I have proved that a totally bounded metric space is bounded using the idea of epsilon nets, but can't work the attached out.
Any solutions would be great thanks.
If $\displaystyle k\neq l$ then $\displaystyle d(e_k,e_l)= \left( \sum_{n=1}^{\infty } |e_{k}^n - e_{l}^n|^2 \right) ^{\frac{1}{2} } = (1+1)^{\frac{1}{2} } $ because $\displaystyle e_k$ and $\displaystyle e_l$ have their respective $\displaystyle 1$ in different places.
Also it doens't matter which number it is, just that each point is a constant distance away from each other, and so any net we try to build with a number smaller than this constant will fail to cover all from a finite point set.
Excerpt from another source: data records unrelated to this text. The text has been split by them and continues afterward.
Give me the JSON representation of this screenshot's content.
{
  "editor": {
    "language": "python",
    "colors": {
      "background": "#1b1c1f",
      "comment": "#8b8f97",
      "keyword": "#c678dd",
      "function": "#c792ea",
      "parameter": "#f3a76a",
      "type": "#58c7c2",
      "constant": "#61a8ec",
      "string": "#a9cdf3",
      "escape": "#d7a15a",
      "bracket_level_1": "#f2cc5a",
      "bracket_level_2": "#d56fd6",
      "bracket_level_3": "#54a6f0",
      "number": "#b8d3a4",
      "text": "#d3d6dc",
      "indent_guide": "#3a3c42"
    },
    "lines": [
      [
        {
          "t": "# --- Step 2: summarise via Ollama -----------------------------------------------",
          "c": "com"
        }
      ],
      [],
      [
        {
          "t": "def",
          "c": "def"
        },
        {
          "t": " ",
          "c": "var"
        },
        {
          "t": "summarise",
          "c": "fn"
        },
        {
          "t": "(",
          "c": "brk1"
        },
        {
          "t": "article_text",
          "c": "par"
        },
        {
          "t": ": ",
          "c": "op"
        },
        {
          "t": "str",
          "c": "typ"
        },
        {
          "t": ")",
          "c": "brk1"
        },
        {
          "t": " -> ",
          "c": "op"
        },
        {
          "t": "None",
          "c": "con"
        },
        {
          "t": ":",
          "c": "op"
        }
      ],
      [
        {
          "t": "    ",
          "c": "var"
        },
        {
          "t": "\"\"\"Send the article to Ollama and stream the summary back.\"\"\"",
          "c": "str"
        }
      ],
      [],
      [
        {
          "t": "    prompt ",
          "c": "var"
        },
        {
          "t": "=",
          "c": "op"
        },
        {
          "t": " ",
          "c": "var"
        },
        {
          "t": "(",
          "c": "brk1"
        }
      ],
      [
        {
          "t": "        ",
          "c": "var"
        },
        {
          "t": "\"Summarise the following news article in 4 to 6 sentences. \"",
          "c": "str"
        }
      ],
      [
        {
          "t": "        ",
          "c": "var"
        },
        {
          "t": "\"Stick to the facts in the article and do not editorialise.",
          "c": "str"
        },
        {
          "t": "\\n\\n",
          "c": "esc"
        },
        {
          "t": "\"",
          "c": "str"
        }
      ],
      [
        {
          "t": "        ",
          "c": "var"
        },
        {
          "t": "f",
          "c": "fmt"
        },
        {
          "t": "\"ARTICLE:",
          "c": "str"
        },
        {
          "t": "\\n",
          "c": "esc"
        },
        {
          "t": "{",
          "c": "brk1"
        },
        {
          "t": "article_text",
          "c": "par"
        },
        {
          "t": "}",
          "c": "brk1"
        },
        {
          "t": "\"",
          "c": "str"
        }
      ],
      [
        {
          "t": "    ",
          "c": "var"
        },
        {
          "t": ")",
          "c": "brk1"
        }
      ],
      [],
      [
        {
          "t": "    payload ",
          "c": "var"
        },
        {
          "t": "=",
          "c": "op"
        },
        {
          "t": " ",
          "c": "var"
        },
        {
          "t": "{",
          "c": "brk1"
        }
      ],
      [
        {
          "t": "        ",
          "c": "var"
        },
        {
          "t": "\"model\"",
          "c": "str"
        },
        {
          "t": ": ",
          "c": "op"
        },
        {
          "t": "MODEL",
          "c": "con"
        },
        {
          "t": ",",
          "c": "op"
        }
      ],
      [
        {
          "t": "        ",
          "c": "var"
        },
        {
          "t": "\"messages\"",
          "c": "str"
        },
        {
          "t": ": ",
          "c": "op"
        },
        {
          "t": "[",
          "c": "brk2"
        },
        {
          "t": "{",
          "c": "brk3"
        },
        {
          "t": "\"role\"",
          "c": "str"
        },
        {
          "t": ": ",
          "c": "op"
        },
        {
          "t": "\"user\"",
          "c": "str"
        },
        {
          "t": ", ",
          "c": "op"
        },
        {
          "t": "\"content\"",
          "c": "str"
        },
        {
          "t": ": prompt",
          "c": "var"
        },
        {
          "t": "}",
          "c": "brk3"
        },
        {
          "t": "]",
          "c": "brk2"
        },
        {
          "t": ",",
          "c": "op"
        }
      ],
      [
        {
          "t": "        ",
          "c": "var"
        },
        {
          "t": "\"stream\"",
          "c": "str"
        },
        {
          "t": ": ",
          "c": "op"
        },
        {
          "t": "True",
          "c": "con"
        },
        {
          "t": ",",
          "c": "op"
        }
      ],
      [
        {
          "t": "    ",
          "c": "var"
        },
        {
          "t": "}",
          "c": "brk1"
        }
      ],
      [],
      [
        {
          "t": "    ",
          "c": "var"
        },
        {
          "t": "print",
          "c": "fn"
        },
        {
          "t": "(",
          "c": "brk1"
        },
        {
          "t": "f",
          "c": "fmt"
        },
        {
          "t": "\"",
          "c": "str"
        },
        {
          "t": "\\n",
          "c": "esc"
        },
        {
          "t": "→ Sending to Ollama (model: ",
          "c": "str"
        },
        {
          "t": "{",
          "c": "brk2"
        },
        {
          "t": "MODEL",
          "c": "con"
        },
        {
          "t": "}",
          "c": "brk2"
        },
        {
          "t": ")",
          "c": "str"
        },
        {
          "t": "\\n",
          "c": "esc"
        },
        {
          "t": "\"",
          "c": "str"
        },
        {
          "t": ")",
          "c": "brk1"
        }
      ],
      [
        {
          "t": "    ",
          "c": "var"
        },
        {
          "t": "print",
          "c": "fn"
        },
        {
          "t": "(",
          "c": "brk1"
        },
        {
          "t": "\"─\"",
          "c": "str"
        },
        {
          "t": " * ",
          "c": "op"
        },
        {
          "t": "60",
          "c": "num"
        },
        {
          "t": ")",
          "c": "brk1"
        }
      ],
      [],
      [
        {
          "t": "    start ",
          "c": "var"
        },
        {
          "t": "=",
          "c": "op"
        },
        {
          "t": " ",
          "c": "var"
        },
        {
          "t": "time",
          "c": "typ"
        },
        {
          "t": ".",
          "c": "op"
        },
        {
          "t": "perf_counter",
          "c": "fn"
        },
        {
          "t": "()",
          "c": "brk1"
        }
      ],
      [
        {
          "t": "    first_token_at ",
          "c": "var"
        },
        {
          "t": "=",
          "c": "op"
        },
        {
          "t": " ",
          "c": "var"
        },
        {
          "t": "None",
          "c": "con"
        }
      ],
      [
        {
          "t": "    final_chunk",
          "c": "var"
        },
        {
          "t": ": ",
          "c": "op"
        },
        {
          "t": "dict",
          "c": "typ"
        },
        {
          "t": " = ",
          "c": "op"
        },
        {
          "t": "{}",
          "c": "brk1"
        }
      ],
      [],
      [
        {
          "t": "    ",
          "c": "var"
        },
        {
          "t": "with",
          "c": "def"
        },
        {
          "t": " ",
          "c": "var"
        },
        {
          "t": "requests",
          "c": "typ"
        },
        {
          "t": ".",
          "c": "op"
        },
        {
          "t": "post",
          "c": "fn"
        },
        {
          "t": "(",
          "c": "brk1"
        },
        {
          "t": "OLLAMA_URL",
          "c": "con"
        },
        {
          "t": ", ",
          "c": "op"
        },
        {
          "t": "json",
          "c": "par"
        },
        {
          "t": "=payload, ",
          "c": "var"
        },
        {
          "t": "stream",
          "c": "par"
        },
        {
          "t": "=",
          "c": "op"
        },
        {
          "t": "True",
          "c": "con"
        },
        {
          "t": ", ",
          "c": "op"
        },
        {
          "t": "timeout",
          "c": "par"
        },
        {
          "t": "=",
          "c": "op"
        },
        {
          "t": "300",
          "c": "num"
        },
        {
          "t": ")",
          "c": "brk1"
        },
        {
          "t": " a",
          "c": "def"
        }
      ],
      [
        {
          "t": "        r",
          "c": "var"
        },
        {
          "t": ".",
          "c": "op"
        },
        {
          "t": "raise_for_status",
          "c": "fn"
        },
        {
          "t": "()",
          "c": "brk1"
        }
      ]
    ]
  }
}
Assume it is totally bounded and pick a number $\displaystyle 0<a<\sqrt{2}$ then we must have that there exist $\displaystyle e_{m_1},...,e_{m_k} \in (e_j)_{j\in \mathbb{N} }$ such that $\displaystyle (e_j)_{j\in \mathbb{N} } \subseteq \cup_{i=1}^{k} B_a(e_{m_i} ) $ but $\displaystyle B_a(e_{m_i} ) = \{ y \in l_2 : d(y,e_{m_i})<a \}$ and so $\displaystyle (e_j)_{j\in \mathbb{N} } \cap B_a(e_{m_i} ) = \{ e_{m_i} \}$